The online explosion of the riotous cyberpunk culture in the middle to late nineties was followed by a resurgence of a glamorous fighter chick in both television and Hollywood productions. Hollywood’s Lara Croft, Buffy, Zeena, the Matrix’s Trinity, and Charlie’s Angels are but a few examples of the new technologically adept warrior princesses.

The problem is that Buffy is not technically adept. (Is Zeena? Seems unlikely) And Buffy is hardly an outgrowth of cyberpunk culture -- any more than Charlie's Angels were. And cyberpunk culture wasn't online, and as Neuromancer appeared in 1984, "middle to late nineties" might be a bit of a stretch as well.

It's an interesting paper, and these are minor mistakes that don't vitiate its argument.

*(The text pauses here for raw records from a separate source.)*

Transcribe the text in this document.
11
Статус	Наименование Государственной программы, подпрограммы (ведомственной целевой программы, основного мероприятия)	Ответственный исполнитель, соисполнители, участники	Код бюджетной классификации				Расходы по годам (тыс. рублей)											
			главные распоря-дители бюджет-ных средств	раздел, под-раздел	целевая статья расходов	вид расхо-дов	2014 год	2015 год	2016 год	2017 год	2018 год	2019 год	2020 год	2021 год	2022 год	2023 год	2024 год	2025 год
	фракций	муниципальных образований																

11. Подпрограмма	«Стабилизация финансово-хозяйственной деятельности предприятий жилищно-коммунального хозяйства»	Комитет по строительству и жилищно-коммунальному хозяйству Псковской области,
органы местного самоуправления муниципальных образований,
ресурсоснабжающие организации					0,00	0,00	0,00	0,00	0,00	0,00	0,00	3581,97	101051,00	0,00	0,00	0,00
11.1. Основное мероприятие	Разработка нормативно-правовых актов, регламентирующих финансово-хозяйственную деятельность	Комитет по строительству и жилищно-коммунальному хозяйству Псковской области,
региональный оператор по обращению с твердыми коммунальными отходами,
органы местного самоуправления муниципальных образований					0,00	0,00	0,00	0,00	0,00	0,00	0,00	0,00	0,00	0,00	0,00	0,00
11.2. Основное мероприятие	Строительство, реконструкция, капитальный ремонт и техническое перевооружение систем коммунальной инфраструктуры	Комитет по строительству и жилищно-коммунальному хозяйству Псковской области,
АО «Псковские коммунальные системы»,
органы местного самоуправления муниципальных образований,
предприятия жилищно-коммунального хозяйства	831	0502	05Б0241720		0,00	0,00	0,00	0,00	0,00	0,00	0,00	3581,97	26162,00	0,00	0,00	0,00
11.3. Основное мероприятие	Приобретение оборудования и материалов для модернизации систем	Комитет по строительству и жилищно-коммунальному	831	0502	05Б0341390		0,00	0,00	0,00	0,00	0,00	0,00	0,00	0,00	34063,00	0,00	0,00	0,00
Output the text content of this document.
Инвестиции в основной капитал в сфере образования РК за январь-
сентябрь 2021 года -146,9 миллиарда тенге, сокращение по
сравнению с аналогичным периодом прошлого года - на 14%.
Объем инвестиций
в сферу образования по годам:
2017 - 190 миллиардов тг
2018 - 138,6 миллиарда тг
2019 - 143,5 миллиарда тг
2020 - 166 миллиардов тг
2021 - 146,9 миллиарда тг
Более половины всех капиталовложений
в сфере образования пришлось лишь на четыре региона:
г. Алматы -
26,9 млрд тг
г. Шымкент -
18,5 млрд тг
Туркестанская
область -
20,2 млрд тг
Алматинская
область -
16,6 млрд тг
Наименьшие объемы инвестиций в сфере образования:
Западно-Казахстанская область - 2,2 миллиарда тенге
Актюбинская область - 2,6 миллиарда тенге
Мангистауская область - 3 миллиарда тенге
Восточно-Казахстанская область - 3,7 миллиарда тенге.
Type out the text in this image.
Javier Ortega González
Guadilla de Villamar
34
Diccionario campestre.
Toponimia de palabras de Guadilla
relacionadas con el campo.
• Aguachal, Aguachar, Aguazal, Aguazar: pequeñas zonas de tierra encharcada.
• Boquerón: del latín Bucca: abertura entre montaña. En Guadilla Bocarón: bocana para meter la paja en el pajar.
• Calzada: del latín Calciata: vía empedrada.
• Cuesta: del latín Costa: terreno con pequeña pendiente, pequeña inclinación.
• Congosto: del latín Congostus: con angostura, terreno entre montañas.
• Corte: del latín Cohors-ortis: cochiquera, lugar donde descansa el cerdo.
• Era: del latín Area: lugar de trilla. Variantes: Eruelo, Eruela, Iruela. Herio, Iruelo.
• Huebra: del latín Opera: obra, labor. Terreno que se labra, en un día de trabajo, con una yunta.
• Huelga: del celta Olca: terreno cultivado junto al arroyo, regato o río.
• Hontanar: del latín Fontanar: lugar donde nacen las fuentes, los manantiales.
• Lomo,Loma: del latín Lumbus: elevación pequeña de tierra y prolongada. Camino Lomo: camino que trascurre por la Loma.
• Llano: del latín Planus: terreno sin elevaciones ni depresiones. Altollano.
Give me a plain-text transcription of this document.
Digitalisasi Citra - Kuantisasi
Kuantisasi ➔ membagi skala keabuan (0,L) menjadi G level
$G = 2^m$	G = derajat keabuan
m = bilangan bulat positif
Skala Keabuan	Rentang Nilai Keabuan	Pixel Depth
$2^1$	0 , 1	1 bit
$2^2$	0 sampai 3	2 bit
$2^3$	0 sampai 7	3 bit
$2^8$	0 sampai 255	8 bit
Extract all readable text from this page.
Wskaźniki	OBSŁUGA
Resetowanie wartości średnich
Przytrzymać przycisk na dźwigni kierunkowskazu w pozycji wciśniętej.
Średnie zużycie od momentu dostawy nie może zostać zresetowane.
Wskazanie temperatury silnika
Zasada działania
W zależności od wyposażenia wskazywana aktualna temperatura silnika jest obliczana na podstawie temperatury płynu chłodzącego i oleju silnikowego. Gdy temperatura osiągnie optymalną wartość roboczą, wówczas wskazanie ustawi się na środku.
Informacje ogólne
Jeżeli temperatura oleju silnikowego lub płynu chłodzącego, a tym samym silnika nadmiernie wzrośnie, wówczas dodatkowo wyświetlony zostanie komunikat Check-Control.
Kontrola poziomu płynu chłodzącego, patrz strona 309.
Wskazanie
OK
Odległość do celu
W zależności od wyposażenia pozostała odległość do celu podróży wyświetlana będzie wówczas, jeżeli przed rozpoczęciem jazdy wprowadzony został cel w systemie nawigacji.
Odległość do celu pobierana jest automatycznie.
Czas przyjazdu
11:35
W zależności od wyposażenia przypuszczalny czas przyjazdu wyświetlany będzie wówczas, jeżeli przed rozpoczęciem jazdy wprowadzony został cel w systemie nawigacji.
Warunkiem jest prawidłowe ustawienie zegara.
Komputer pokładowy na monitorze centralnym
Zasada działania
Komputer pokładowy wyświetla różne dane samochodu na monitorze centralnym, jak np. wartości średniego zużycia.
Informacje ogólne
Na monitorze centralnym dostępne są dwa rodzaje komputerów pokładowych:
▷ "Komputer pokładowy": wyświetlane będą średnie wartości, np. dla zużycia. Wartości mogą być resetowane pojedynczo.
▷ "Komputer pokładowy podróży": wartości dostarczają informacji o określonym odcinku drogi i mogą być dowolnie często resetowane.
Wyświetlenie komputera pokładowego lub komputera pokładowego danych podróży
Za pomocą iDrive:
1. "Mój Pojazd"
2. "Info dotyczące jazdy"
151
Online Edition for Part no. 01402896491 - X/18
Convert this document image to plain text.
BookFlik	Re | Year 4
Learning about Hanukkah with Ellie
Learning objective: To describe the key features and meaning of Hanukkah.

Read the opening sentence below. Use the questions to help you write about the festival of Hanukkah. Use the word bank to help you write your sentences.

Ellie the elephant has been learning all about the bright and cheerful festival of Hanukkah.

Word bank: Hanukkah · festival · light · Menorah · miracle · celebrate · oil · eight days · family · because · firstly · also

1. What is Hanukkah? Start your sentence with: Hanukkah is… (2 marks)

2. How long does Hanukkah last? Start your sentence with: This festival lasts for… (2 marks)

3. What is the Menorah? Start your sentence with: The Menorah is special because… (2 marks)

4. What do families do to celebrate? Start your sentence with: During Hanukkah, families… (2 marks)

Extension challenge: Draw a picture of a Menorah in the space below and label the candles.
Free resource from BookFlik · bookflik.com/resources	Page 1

I'm picking on Holmes because it's a useful paper.

But there are errors, they contaminate the literature, they could lead people astray. (And how I wish the next sentence didn't concern Laura Croft's breasts: if you're going to do Freudian exegesis of her pistol, could you perhaps show some awareness of the role of latency, or whatever you want to call it, in Tomb Raider?) Do the humanities people just not care? It's not like this obscure knowledge is locked away in an unknown Anatolian archive. That's why we review completed papers: to find minor holes and fix minor gaffes.

Buffy is, obviously, a response to the teen slasher movie, and specifically to the genre's second body -- the pretty girl who enjoys her sexuality without earning it. Whedon says so, but it's not exactly rocket science to figure it out for yourself. Buffy is not Trinity and she's surely no Angel, and if you can't tell the difference aren't you arguing that all young women are interchangeable?

Note for Watchers: The Blonde Victim is attacked by monsters because everything comes easy for her. She's pretty, she's talented, she's popular, she enjoys her body. She's blessed -- and she does nothing to earn it. And that's exactly where Buffy starts, back in high school.

Now, very close to the end, Anya (of all people) says the words: "You're not better than us. You are just luckier. Than us."

So, we're doing Isolation Of The Hero, and we're making a clever little point about relationships by having The Night When Everyone Has Great Sex Except Buffy, we're courageously making TV safe for gay people, and all the time we're letting this childhood terror out one last time.

Not bad for about 20 minutes of footage. Or, maybe I'm wrong. I think I know where we're going, but you never know.